[PATCH] D37121: [DivRemHoist] add a pass to move div/rem pairs into the same block (PR31028)

Wed Sep 6 17:52:56 PDT 2017

hfinkel added inline comments.

================
Comment at: lib/Transforms/Scalar/DivRemHoist.cpp:85
+      // because division is an implicit component of remainder. The backend
+      // can do whatever is optimal for the div/rem pair.
+      DivInst->moveAfter(RemInst);
----------------
spatel wrote:
> hfinkel wrote:
> > spatel wrote:
> > > hfinkel wrote:
> > > > I don't understand what's going on here? Can you please explain in the comment. Why is this way cheap but hoisting the rem near the div is not? I'm guessing this has something to do with the fact that DAGCombiner::useDivRem isn't called for divisions if TLI.isIntDivCheap returns true, but is always called on remainders? If that's it, should we mirror that logic more directly here (i.e. somehow directly incorporate the result of calling TLI.isIntDivCheap)?
> > > This is independent of anything in the backend. That's why this transform is frustrating - it's half target-independent. :)
> > > 
> > > Let's see if some more words or repeating the formula would make it better:
> > > "Hoist the div into the rem block. No cost calculation is needed because division is an implicit component of remainder:
> > >  X % Y --> X - ((X / Y) * Y)
> > > If the target has a unified instruction for div/rem, then this will occur in a single instruction. If the target does not have a unified instruction for div/rem, then it must calculate remainder as (sub X, (mul (div X, Y), Y). Either way, hoisting division will be free."
> > That is much better, thanks. However, are you making that substitution? It looks like you're just moving the division in this case (i.e. only doing `DivInst->moveAfter(RemInst);`)?
> We can just move the division in this pass because we can assume that the backend will be able to simplify the common division when the div and rem are in the same block.
> 
> I suppose at this point we could decompose the dominating rem into div+mul+sub if we know the backend does not have a divrem. I don't think there would be any downside to that (other than we're repeating functionality that is known to exist in the backend)?
> We can just move the division in this pass because we can assume that the backend will be able to simplify the common division when the div and rem are in the same block.

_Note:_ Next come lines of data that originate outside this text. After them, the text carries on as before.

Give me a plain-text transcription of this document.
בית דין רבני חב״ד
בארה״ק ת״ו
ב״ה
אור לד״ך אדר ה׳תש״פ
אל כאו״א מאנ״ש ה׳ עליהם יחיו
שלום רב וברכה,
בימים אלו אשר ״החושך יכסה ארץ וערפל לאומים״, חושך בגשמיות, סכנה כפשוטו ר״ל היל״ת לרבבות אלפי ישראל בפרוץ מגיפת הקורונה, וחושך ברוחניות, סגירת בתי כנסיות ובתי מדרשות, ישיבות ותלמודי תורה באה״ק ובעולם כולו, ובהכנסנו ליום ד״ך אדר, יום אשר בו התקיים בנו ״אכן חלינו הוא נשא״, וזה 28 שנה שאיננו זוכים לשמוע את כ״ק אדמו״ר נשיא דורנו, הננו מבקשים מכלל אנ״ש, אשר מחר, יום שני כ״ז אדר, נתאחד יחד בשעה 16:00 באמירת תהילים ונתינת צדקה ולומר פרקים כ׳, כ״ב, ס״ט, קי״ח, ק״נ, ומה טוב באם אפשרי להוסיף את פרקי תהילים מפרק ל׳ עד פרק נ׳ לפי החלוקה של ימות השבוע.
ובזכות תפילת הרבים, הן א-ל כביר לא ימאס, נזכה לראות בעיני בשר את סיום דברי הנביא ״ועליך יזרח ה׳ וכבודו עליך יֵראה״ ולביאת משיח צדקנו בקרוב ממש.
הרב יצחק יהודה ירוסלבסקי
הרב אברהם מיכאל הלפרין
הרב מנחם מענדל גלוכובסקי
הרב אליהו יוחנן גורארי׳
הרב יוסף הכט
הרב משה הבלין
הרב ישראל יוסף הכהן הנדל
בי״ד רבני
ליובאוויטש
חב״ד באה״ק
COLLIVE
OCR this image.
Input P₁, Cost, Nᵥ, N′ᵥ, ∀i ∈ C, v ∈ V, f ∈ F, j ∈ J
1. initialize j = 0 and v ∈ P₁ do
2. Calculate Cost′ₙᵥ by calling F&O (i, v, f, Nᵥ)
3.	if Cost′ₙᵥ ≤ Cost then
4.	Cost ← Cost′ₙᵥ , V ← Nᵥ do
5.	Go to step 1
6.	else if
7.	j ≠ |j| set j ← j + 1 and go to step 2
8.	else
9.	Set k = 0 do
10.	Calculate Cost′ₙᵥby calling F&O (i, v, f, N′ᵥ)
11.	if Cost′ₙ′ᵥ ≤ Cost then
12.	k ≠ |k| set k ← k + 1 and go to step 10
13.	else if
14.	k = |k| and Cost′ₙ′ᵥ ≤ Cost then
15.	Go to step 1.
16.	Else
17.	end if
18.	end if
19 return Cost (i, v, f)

That's okay, but you should say that in the comment. However...

> I suppose at this point we could decompose the dominating rem into div+mul+sub if we know the backend does not have a divrem. I don't think there would be any downside to that (other than we're repeating functionality that is known to exist in the backend)?

If this pass were running early in the pipeline, we'd definitely need to do this (because it would affect inlining/unrolling costs and the like). Because this runs relatively late, that's not a huge concern. However, I'd prefer that you do the decomposition here at the IR level anyway because a) you already have the code here to do it (so there's little added complexity) and b) in case there are any transformations later that are still using IR-level costs, and there very well might be in the backend (even target-specific ones), we might as well be kind to them and give them more-accurate costs.

https://reviews.llvm.org/D37121